While corruption may be one of the biggest problems that face India today, that is by no means bigger than the ‘scale of inequality’, asserts Tarun Tejpal, one prominent Indian journalist who has witnessed the whole sordid story of mass pauperization in India very closely for decades. According to National Crime Record Bureau (NCRB), a staggering 270,940 farmers have committed suicide in India since 1995 mostly in the states where the march to neo-liberal utopia had forced the farmers to choose cash crops like cotton whose prices in world market were determined by how much countries like US chose to subsidize its cotton farmers. Tragically, in a year when India surpasses China to become the largest arms importer in the world and a mission to Mars is proudly announced by the PM, the plight of the poor remains same as ever. As dictated by the neo-liberal policies the poor are just left ‘free’ to die of malnutrition, preventable diseases and increasing violence.

This brings us to the conclusion. The India Shining narrative was too exclusive to start with and was subsequently hijacked by the apologists of the extremist version of neo-liberal policy to suit the interests of the wealthy and increasingly powerful corporates. The undue belligerence to the dissenters added the authoritarian streak to the narrative and it no longer had the willpower or capability of monitoring the prudence of those in the neo-liberal bandwagon led for the entire period of the past decade by Manmohan Singh. When it was realized that something was wrong, it was too late to intervene. While corruption and inequality flourished in symbiosis, the attempts to dislocate the two from each other so as to selectively pursue the more appealing and fashionable cause of corruption led to the unpleasant demise of the much hyped anti-corruption crusade led by Anna Hazare over the past year.

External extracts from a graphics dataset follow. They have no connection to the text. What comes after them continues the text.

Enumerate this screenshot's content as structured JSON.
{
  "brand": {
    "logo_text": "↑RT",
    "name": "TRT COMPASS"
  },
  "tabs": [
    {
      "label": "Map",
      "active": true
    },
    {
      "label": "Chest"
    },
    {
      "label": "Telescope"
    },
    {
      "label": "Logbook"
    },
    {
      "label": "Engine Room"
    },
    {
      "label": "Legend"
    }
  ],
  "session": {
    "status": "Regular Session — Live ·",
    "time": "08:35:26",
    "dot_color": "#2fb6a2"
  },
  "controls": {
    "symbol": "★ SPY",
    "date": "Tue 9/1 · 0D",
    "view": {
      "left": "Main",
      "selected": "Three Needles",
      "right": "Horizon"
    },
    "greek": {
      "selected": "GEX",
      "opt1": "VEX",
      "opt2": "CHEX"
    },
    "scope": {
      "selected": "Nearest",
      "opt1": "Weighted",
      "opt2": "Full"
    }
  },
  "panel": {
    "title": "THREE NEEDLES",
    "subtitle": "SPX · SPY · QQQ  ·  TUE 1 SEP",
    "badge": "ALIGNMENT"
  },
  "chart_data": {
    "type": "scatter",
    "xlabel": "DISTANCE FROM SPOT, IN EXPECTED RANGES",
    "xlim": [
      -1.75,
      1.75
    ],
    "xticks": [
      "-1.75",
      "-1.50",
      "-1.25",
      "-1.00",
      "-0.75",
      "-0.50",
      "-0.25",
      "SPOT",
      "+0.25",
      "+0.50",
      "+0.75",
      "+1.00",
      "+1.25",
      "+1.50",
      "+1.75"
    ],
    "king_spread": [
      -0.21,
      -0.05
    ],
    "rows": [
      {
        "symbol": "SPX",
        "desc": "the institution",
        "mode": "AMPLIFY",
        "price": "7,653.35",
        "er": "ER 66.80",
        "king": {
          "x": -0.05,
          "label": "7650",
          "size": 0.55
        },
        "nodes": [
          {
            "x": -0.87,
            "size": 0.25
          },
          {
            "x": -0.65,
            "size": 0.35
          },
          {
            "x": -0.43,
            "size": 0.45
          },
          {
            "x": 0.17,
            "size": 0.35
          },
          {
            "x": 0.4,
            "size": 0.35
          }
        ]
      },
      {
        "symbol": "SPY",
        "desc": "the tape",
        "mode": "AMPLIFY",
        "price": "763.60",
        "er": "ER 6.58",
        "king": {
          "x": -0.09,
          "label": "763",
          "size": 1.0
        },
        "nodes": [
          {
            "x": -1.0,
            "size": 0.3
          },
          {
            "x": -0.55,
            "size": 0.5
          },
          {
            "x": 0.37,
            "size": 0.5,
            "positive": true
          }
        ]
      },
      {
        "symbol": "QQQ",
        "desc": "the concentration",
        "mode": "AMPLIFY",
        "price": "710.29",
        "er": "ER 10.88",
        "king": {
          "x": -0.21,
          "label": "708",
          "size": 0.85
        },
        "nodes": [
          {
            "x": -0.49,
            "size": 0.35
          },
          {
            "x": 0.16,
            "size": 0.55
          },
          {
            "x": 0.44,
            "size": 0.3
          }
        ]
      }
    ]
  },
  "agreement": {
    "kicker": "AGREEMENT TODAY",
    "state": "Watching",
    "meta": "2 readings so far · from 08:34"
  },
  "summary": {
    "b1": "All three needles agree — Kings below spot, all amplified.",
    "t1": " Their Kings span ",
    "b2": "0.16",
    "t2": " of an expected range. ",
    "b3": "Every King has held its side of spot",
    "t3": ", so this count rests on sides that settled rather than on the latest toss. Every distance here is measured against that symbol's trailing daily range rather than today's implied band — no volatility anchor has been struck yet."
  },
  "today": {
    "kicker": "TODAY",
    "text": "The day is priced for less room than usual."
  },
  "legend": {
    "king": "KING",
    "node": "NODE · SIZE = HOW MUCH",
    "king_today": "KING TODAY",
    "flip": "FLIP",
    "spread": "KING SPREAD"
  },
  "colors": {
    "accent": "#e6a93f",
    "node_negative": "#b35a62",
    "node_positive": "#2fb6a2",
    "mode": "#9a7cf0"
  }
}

The lesson: regardless of whether Manmohan Singh was underachiever or overachiever, the losers in the whole India Shining fiasco of past two decades were the people whose hunger coexisted with the rotting food grains in the stores yet PM Singh calmly explained how distributing those for free would “destroy the incentive of our farmers to produce more food”. Apparent innocence and calmĀ demeanor apart, Singh has been one of the most steadfast supporters of growing inequality with coexistence of extremes of hunger and opulence in India, practically if not rhetorically. He also carries the credit of preferring the use of lethal force to tame the Naxalite movement in tribal Indian heartlands to facilitate the extraction of the underground wealth as a convenient alternative to the costly and time-consuming process of uplifting the lives of the poor people. Thus his fall from fame and grace may be an awful thing for the proponents of belligerent version of India Shining narrative but not everyone shares that sorrow. Instead, a break from the status quo may provide the opportunity for India to shine really with legitimate concerns of the majority of people being addressed as opposed to theĀ obsessive indulgence of the state machinery in the process of making the rich into super rich while pauperizing the population. I can clearly see the silver lining in the clouds.